I am currently investigating the mechanism of the iron-dependent enzyme, phenylalanine hydroxylase (PAH), a liver enzyme that is responsible for maintaining phenylalanine homeostasis in humans. Defects in the PAH gene lead to the genetic defect, phenylketonuria (PKU), which is the most common inborn metabolic genetic disorder of clinical significance. Approximately 1:10,000 individuals suffer from PKU in the United States due to abnormal function of the phenylalanine hydroxylase (PAH) enzyme. PAH and missense mutations that give rise to PKU in the human population can now be readily expressed and investigated in a laboratory setting. Work in the Caradonna laboratory characterizing two missense mutations that cause PKU showed that the mutant forms of the enzyme were more susceptible to an inactivation process than the wildtype enzyme. This inactivation process is thought to be the direct consequence of irreversible specific side-chain oxidation chemistry induced by the nonproductive decay of the reactive intermediate normally generated to produce product. The abortive oxidation reaction would lead to overall inactivation of the enzyme. My project involves the use of liquid chromatography/mass spectroscopy techniques to investigate if any protein side chains are irreversibly modified during enzyme inactivation. A comparison of the data from wild-type PAH with inactivated PAH will allow me to determine exactly which residues are modified. Presently, these studies are being carried out in collaboration with the Mass Spectrometry Resource Center at the Boston University Medical School. This information, when coupled with structural data from crystallographic studies, will allow me to place the modification in the three dimensional structure. This is useful for understanding the mechanism of inactivation in PKU-causing mutant enzymes.

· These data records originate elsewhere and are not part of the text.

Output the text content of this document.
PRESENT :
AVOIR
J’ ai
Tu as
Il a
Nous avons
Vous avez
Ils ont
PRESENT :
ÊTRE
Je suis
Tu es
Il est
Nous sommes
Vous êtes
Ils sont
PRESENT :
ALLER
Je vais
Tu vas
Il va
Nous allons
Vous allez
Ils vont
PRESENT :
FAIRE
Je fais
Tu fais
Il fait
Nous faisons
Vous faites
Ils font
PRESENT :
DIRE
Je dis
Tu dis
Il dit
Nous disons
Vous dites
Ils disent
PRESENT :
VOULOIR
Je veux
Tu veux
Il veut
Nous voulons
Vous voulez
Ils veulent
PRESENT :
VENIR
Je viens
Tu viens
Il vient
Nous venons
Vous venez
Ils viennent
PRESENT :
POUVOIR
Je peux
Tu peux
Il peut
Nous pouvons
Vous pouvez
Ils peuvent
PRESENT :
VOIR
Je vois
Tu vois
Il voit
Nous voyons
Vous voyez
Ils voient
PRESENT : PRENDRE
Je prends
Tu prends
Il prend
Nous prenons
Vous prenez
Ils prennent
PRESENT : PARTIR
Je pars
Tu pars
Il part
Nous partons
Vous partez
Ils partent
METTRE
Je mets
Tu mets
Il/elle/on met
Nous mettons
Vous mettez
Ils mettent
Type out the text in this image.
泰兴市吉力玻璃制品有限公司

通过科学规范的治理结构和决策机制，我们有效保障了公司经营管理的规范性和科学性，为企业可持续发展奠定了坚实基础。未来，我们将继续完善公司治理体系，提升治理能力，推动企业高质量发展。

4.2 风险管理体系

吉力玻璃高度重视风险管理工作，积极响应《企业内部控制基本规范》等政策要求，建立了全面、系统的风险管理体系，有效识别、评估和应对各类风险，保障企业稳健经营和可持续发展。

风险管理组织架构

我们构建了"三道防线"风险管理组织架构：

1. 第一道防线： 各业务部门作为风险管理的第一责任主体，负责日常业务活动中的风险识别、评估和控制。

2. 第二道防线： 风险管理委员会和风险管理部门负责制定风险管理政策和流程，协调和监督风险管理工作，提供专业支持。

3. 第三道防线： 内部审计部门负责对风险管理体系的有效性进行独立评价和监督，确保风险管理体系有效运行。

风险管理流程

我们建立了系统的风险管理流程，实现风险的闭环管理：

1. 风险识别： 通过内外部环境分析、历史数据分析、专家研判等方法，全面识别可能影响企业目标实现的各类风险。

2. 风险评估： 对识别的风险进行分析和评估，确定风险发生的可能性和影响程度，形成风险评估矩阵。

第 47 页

In addition to understanding enzyme inactivation, our laboratory is also in the process of isolating and characterizing the reactive intermediate species believed to be responsible for this enzymes overall chemistry. I am attempting to observe the presence of the intermediate iron-oxo species by using a poor substrate (para-F-phenylalanine) to slow the kinetics of the oxygen atom transfer step in the overall conversion of substrate to product. However, in order to analyze the inhibitory properties of this substrate in relation to the reactive species, it is first necessary to determine the binding affinity (Km) of para-F-Phe to PAH. Having successfully measured the Km for para-fluoro phenylalanine using UV-Vis spectroscopy, I can now analyze iron coordination using MCD spectroscopy. I will then follow the reaction using stopped-flow rapid kinetics spectroscopic methods and attempt to identify the presence of any kinetically competent intermediates.
With data available from both of these studies, a correct structure of the enzyme identifying the location of the inactive site in PKU-causing enzymes can be formed. With a deeper understanding of the underlying chemical defects found in PKU-inducing mutants, new approaches in the treatment of this type of disorder can hopefully follow.